For a man whose resume includes successful versions of unlikely songs — examples would be K.C. & the Sunshine Band’s “Boogie Shoes”, which Dickinson and Chilton turn laconic on Sherbert, and the incredibly loud cover of the Night Caps’ “Wine” that leads off Dixie Fried — Dickinson seems circumspect about his ability to breathe new life into old material.
“Some of the songs on this album literally came off a tape that I had labeled ‘Too Good To Record’,” he says. “‘Texas Me’ is one of them. It always communicated to me, because I’ve got Texas history, and I did the last record that [Sahm and the Texas Tornados] did.”

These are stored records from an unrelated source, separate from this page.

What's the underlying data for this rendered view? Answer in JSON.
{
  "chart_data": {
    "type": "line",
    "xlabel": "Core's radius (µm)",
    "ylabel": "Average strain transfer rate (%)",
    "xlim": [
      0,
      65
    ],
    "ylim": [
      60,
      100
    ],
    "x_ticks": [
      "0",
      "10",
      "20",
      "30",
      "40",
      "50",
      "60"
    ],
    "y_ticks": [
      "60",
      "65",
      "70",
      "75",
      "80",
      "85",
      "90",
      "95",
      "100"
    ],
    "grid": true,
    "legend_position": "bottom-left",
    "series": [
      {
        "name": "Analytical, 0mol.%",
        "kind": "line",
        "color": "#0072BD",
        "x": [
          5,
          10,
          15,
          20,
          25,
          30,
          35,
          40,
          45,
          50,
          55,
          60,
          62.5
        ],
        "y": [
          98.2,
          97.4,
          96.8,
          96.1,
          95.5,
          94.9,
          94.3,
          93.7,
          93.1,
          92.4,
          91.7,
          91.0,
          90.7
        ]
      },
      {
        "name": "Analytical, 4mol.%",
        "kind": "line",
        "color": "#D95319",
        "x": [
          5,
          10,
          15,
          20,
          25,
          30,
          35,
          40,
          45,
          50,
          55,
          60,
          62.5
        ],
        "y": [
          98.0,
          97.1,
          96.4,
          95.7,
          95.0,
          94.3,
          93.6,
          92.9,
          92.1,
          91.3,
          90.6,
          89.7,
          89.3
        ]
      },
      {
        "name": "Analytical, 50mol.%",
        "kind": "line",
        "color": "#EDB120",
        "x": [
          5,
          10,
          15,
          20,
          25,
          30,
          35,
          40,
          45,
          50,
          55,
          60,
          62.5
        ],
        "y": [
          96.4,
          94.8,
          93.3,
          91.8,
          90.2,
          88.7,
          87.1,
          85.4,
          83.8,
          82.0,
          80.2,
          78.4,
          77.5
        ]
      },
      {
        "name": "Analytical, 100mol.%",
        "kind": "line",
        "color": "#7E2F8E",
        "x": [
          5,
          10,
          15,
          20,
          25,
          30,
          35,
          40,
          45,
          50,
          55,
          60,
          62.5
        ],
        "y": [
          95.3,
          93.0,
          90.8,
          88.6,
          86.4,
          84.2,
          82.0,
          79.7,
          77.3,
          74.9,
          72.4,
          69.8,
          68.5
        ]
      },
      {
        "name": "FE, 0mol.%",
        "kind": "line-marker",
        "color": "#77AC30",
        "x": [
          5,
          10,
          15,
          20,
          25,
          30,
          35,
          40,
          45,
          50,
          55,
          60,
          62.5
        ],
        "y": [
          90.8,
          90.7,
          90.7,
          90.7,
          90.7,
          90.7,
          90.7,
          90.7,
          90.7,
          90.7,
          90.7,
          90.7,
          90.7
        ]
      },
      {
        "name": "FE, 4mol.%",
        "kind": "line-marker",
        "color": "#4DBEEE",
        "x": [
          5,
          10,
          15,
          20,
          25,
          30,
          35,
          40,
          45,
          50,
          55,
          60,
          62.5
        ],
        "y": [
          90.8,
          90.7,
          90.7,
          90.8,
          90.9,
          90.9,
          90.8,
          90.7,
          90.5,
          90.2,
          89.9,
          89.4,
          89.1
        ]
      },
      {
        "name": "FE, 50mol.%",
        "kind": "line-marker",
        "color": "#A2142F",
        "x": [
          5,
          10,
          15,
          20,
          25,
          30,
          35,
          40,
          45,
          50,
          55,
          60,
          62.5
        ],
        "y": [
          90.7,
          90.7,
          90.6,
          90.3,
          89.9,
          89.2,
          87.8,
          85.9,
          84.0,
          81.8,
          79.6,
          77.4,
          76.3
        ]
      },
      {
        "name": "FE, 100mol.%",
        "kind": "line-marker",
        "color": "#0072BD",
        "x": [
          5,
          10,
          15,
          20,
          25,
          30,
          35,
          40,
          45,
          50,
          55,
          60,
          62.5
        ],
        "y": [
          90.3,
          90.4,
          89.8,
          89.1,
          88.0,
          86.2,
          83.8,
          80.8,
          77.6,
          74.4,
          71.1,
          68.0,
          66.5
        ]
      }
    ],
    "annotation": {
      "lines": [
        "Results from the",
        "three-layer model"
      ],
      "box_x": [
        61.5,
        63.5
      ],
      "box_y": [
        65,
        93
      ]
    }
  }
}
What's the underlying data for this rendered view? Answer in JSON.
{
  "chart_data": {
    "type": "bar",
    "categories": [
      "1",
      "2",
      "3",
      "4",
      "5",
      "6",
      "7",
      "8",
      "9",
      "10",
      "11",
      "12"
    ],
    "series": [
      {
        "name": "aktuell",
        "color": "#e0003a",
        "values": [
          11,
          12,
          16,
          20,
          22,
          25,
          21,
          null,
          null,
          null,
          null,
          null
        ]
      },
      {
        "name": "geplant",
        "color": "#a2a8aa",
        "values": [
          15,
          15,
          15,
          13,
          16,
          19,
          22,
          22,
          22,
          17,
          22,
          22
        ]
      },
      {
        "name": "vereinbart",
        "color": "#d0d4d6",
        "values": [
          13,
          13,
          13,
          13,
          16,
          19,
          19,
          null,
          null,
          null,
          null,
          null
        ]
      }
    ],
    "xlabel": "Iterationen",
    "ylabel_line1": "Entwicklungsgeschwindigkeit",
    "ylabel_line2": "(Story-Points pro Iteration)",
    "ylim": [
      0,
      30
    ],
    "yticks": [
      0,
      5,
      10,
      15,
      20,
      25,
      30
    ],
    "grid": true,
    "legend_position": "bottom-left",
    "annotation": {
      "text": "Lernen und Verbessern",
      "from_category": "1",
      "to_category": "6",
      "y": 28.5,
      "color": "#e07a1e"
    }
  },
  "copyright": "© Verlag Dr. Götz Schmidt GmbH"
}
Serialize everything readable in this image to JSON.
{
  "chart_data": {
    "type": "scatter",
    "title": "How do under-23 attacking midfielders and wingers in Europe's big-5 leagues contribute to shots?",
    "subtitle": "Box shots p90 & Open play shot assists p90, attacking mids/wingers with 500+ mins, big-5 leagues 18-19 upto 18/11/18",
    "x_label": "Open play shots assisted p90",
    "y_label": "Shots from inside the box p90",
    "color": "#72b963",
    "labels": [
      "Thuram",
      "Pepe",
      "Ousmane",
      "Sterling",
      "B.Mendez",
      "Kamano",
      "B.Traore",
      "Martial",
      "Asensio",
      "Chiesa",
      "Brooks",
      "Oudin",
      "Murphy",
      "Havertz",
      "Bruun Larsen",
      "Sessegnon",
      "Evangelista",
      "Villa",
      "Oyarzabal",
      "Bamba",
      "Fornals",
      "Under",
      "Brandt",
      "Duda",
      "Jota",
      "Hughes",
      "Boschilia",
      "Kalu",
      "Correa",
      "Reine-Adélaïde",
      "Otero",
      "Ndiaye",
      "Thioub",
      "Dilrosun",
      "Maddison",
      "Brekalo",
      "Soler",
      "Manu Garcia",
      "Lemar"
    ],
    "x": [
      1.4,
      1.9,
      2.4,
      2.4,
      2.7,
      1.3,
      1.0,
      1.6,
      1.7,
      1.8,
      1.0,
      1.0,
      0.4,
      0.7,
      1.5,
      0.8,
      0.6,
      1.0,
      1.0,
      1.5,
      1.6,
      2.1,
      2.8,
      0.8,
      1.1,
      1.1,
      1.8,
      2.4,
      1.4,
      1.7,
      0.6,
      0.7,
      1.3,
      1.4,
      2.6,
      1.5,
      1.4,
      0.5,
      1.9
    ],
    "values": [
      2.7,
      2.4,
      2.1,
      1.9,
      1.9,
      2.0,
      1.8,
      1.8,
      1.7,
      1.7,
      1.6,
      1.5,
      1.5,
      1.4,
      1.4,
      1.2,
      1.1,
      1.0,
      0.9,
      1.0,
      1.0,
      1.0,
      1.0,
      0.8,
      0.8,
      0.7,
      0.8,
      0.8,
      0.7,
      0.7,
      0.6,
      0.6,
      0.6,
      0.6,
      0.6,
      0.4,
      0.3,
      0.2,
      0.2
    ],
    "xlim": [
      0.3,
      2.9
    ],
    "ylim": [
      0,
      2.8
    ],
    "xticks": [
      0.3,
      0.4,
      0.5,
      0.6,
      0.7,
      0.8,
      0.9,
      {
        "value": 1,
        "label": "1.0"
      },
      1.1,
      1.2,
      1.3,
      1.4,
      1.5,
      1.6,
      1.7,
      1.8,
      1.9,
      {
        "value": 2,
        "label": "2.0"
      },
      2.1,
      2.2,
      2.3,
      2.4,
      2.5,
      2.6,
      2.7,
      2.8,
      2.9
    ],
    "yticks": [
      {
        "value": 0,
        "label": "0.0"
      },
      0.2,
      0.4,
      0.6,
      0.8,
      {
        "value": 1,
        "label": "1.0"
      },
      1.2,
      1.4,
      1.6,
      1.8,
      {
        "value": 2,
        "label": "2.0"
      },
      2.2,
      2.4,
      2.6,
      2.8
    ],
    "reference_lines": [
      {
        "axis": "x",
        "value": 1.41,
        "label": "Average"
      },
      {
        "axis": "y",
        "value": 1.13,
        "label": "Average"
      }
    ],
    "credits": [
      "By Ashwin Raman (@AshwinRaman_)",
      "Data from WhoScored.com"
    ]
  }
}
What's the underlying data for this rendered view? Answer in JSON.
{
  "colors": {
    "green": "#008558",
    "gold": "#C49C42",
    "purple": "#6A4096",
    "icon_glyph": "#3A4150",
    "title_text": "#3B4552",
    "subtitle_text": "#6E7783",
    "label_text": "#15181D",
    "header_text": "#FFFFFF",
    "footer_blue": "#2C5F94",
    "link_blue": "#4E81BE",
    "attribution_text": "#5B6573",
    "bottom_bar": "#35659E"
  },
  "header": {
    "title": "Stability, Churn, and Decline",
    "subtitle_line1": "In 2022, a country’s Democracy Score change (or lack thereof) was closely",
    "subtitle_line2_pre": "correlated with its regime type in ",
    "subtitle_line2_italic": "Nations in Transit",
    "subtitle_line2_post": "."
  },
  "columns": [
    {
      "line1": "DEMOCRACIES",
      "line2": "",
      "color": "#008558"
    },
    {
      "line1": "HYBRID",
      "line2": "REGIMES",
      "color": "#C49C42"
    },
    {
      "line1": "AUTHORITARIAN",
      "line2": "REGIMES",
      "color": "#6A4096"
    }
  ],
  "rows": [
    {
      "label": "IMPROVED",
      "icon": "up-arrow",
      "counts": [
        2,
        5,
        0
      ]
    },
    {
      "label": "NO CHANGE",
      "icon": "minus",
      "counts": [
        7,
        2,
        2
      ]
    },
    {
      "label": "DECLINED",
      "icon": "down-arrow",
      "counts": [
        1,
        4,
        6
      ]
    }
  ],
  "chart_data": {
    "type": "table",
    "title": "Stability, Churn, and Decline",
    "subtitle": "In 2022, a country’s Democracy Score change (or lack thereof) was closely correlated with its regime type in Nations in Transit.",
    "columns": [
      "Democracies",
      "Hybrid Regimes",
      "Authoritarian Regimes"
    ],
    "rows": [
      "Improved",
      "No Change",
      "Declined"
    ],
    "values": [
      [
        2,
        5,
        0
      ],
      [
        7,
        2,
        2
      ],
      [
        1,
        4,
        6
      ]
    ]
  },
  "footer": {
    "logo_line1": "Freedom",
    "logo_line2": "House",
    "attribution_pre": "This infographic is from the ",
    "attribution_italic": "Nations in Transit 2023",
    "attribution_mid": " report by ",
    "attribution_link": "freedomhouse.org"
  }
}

One of the stranger numbers on Killers is “Roly Poly”. A song about a dance everybody is either doing or needs to do, “Roly Poly” was written by Greg Spradlin, an Arkansas musician who once fronted a band called the Skeeterhawks. “They had a deal with Warner Bros. for about fifteen minutes, and it turned into a nightmare, a typical Spinal Tap scenario,” Dickinson says. “They all went back to Arkansas and won’t talk to each other, and they made a nightmare record that was worse than the demos they did, and it never came out.”